I made my last refueling stop at 9 p.m. on our 118th lap. We were gaining 10 seconds a lap on the third-place Porsche, but with an hour left there was no hope of making up the deficit—unless something happened to one of our rivals. And it just might, even now. Especially I kept a weather eye open for leading Lotus No. 79. It was losing ground in the dark and had slammed a couple of times into the hay bales.

Then, with dramatic suddenness, our luck seemed to change. At 9:15 p.m. I caught the welcome sign on our pit board: "P3—X." That meant, "Position 3. Let's go!" I called out the last reserves and No. 80 responded gallantly. The body skin was cracked, the exhaust pipes were loose, part of the throttle linkage had come adrift from the terrific beating and my brakes were almost gone; but the engine held up like a trooper. Most nerve-racking were those moments of being overtaken by the leading Jaguar, Ferraris and Maseratis. The dazzling glare of their headlights coming up behind and the earthquaking roar of exhausts as they nearly climbed up my back before whooshing past was something that only the small car driver can appreciate.

My happiest moment was when I caught sight of an official holding up a large clockface at No. 7 hairpin.
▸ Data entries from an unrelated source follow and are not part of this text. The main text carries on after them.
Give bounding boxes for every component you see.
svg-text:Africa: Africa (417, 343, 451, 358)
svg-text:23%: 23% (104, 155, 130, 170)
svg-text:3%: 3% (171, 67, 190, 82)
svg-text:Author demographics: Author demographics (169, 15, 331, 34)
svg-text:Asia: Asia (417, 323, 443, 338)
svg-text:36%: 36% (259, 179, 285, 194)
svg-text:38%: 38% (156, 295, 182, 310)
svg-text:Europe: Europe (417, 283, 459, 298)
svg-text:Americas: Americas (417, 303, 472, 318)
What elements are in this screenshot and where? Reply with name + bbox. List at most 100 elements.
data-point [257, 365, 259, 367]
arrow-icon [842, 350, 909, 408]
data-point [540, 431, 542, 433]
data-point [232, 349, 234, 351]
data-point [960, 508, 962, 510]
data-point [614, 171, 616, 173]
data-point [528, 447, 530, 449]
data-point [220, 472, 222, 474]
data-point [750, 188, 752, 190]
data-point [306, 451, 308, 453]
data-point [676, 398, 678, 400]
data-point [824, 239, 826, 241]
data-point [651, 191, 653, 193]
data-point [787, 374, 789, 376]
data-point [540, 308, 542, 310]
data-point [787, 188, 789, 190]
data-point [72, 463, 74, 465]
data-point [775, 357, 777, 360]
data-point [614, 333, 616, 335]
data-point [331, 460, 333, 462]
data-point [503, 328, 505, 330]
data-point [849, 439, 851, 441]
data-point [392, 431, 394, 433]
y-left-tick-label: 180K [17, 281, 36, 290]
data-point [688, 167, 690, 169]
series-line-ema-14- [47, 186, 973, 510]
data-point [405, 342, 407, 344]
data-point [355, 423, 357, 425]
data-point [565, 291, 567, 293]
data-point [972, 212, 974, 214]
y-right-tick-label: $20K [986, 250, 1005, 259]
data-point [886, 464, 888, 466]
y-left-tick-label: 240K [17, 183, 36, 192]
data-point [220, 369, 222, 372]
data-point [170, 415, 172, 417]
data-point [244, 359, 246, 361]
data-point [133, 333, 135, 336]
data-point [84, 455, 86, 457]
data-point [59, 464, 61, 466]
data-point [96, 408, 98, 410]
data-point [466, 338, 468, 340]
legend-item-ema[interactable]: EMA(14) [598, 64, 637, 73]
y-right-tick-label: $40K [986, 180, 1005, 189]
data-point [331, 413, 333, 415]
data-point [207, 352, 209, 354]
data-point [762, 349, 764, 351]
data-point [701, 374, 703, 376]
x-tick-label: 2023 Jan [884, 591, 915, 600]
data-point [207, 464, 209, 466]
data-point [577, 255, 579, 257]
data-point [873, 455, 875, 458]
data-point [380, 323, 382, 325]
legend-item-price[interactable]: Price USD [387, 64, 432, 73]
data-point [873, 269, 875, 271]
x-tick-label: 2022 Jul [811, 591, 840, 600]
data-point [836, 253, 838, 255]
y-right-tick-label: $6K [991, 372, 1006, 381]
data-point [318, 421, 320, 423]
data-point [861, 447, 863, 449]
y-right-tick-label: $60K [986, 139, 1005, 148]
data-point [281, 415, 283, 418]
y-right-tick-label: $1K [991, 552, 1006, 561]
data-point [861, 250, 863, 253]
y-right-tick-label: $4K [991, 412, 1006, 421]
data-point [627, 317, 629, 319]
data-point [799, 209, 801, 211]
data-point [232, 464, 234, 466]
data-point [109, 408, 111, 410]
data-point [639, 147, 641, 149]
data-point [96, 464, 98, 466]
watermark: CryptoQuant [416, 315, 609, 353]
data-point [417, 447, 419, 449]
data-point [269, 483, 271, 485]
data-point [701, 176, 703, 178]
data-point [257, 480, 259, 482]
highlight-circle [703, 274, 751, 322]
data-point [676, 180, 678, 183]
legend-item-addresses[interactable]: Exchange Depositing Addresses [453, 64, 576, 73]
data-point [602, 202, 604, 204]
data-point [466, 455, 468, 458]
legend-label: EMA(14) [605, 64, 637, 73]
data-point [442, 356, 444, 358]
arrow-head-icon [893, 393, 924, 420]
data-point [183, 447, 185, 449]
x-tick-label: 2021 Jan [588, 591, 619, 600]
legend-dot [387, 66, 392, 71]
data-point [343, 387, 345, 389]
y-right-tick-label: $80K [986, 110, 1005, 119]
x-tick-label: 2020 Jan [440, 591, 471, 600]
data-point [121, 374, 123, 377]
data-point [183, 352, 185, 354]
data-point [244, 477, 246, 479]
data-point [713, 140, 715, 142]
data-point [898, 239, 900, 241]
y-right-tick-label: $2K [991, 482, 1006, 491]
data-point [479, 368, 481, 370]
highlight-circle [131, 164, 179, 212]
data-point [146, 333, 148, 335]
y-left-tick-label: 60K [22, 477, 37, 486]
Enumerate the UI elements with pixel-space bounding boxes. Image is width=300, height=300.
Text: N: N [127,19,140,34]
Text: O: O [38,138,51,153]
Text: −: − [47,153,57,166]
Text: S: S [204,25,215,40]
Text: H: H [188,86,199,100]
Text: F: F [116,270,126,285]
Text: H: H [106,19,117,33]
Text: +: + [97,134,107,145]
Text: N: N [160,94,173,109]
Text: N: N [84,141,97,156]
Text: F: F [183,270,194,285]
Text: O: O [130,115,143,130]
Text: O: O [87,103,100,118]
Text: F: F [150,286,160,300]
The hands pointed to 9:56 p.m. I knew I was on my last lap and, sure enough, I got the checkered flag next time around. The first news from my excited pit crew was even more cheering. Two Lotuses ahead of us had gone out; one, pushed out of the pit in desperation to cross the line on the starting motor, had been disqualified. That made us second in our class. But not all races are decided with the checkered flag, and Sebring this year least of all. Despite their previous ruling on my refueling on the course, the harassed officials in the end reversed themselves: we were disqualified. Rather than argue, I withdrew No. 80 voluntarily. After all, we finished the 12 hours; the Abarth held her own; we had a moral victory, and we had fun. What more can anyone ask?